AMD Fury X Quadfire Results
Rikki Wright / 9 years ago
There’s been a lot of negative press about the new AMD cards recently, but there is a diamond in the rough to be found. Despite the poorer than expected, although still very impressive, performance of the Fury X, it didn’t stop AMD employee, Matt Buck in pursuing ultimate performance with not two, not three, but four of these beats in a CrossFireX configuration.
Now one alone is enough to handle 4K gaming with a few dips under 60FPS, two should sort you out to never see under 60FPS; four on the other hand, is enough to run a decent 12K Eyefinity set-up.

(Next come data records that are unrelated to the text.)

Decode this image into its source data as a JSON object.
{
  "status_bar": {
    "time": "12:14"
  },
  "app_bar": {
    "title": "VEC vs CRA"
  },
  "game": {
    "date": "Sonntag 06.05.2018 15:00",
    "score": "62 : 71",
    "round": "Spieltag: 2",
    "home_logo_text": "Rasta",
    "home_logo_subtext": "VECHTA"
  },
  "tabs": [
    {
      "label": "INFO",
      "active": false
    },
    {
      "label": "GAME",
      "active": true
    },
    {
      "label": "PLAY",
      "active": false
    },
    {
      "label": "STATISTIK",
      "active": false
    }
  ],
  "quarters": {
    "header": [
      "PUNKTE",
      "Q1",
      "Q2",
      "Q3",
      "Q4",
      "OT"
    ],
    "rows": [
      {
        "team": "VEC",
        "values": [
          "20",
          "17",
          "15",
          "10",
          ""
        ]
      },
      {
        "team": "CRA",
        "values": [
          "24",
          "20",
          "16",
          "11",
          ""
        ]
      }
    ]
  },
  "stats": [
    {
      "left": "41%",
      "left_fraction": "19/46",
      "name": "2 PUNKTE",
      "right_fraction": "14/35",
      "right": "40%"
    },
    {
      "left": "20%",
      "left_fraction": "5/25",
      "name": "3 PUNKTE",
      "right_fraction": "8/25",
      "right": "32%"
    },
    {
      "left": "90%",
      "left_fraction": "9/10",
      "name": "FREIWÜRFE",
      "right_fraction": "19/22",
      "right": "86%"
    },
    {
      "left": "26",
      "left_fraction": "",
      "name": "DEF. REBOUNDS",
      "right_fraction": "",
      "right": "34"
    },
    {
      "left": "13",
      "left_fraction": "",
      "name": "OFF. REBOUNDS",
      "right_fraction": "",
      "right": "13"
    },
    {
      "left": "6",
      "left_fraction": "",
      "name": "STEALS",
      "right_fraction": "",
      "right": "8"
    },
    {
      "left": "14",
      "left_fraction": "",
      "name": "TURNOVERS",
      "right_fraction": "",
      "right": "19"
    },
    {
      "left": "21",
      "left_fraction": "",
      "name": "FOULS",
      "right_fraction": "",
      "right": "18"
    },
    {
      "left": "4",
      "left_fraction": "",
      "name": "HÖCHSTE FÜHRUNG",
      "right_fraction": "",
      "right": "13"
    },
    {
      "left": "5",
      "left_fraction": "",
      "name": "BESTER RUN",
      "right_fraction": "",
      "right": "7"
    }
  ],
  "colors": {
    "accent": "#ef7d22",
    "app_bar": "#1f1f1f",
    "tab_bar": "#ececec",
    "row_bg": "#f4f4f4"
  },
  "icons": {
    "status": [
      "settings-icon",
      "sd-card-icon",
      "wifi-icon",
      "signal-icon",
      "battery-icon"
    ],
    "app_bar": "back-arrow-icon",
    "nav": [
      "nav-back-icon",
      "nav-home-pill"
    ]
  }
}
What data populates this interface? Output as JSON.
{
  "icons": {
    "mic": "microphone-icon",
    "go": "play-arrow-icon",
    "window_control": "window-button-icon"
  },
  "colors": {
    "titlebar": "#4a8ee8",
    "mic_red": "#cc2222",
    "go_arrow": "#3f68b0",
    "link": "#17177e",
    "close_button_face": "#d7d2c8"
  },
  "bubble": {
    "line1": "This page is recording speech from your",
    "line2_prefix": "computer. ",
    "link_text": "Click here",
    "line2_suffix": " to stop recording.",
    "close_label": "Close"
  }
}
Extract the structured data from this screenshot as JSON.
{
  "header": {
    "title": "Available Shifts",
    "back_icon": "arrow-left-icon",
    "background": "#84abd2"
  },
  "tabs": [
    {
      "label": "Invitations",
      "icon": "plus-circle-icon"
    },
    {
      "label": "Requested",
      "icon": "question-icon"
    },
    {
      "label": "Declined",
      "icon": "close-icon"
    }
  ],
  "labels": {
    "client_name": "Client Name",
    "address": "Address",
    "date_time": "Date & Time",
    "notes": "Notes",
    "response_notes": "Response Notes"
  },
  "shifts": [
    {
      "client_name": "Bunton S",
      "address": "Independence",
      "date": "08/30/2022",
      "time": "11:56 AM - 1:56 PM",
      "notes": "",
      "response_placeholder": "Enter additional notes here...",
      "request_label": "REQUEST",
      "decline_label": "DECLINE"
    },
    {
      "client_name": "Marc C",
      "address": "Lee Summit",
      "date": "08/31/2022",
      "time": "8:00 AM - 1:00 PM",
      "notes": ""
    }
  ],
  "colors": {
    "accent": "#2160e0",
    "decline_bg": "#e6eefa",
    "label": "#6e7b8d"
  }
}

https://twitter.com/amd_roy/status/614163217368150016
It’s all well and good buying and flaunting these graphics cards, but what we all want to see is how it fares in a benchmark. Thankfully, that has already been done in the form of 3DMark Firestrike Ultra (4K), along with single increments of each card. With the addition of each card, we see almost perfect scaling, losing only around 12% performance per card per addition
Looking at that result has got me thinking, even with one of the most power GPUs on the planet, surely only 4GB of VRAM proves a hindrance or is this the start of HBM where the increased bandwidth interprets more information and thus has lowered the VRAM requirement compared to GDDR5. Let us know your thoughts in the comments section.
UPDATE: Looking through some of Matt’s previous posts on forums, it seems he has posted a 4K QuadFire Fury benchmark using Thief. When compared to the 4K Quad SLI Titan X benchmark; the Fury combination pins the NVIDIA option by almost 5 FPS.